Thursday, 13 June 2013

Blog Tour: Gloss - Marilyn Kaye

For me, Gloss might just be one of the most exciting releases of 2013. Set in New York in 1963, it follows four young girls who are interning at Gloss, a huge American fashion magazine. The 1960s is so rarely touched on in YA that I think it's going to be something a little bit different, which is always a good thing. Plus, fashion in YA? Yes, please.

For today's slot on her blog tour I've got the author of Gloss, Marilyn Kaye, here at Writing from the Tub to talk about fashion in the 60s and some of the looks that are central to Gloss. For some visual inspiration and to check out some of the looks head over to the Gloss Pinterest board, which you can see here.

If you enjoyed today's post make sure you head over to A Dream of Books tomorrow, when the next stop on the tour will take place.

Anyway, without further ado, let me hand you over to Marilyn:



When people think of fashion in the 1960s, there are two images that usually come to mind.  One is the look that involved miniskirts and short white go-go boots.  The other is the hippie look – long skirts, peasant blouses, beads and flowers.

But for the year in which GLOSS is set, 1963, neither of these were popular yet.  The fashion icon was the First Lady, Jacqueline Kennedy.  She wore softly tailored feminine dresses, straight n-waist dresses called ‘shifts,’ and suits that featured short boxy jackets with big buttons and skirts that came to the middle of the knee or just below.  Pillbox hats and short gloves for day.  Evening wear was glamorous – full skirted gowns, and long gloves.  Hair was teased up softly into poufy bouffant styles.
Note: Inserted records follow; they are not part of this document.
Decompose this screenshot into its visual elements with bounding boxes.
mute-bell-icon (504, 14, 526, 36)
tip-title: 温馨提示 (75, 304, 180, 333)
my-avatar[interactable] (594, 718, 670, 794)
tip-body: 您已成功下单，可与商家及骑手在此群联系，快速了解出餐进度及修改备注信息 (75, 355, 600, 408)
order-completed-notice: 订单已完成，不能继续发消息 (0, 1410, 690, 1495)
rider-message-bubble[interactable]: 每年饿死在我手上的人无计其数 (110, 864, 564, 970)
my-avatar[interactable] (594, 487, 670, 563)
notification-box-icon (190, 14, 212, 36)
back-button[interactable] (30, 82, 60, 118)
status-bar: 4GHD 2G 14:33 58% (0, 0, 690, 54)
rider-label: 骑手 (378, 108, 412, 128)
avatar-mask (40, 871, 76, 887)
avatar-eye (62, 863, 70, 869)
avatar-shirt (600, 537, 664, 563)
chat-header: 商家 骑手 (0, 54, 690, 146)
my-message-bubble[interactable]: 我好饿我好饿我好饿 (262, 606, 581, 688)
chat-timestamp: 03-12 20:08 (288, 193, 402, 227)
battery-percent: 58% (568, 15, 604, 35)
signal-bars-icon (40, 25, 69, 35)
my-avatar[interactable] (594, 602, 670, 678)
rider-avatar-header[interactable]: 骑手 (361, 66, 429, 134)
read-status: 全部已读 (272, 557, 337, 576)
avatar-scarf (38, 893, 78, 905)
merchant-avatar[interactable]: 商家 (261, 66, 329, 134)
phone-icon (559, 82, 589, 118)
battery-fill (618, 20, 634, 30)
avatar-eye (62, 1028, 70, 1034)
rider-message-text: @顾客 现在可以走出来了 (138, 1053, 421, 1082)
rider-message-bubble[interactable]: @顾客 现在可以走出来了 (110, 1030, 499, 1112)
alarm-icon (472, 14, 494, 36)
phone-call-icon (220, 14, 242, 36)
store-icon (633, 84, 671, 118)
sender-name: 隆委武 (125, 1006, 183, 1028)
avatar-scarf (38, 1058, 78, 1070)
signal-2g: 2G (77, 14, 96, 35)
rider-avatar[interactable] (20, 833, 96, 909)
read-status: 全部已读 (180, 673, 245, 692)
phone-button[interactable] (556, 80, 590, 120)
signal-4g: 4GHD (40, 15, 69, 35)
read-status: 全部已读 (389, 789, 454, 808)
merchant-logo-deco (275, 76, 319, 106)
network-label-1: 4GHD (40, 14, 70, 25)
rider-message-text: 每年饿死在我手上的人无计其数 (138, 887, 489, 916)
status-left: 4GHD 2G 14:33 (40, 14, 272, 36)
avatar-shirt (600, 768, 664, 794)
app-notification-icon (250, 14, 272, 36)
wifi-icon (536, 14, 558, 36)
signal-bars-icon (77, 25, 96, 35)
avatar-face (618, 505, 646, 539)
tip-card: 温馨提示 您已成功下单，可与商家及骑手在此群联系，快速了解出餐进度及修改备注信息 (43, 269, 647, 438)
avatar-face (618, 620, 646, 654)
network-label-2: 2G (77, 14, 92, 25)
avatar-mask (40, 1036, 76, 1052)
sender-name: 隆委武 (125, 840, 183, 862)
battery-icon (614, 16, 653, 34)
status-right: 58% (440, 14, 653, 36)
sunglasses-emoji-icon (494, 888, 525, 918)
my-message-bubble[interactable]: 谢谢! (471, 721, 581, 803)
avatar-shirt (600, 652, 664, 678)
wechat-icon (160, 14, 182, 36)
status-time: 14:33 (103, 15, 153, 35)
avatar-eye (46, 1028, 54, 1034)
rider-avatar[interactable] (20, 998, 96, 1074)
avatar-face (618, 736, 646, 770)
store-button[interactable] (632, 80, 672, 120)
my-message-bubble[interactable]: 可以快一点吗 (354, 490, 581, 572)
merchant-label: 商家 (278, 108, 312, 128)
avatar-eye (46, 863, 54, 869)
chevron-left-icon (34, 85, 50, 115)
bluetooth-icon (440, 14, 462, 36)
Teens had their own special variations on the look.  They too wore dresses, and the most popular label was Villager.  A typical Villager dress was a solid color or small  print, sometimes with tucked with a tuck front, an A-line skirt, and a matching belt.  Other popular brands were Bobbie Brooks – especially their dyed-to-match skirts and cardigans – and Ladybug (every shirt came with a tiny red and black ladybug pin on the collar.)  The It-bag was by John Romain – tweed, with cordovan or navy blue leather trim, and the favored shoes for day were loafers (preferably a brand called Weejuns) with bare legs.  If the weather was too cold to go bare-legged, they wore nylon stockings held up by garter belts or girdles.  Trousers were only for play, never worn at school.

The It Bag of the 60s
Hair was teased up pageboy or flip styles – the only real difference was that in the flip style, the ends of the hair were flipped up.  And there was a shorter poufy style called a ‘bubble.’  Girls rolled their hair, sometimes nightly, with big fat bristled rollers and bobby pins and slept on it that way – unbelievably uncomfortable, but worth it to have the look.

And in the morning, once the hair was teased and arranged, it was kept in place with a heavy dose of Aqua Net hair spray, which was actually a lacquer – it would take a hurricane to push one lock out of place!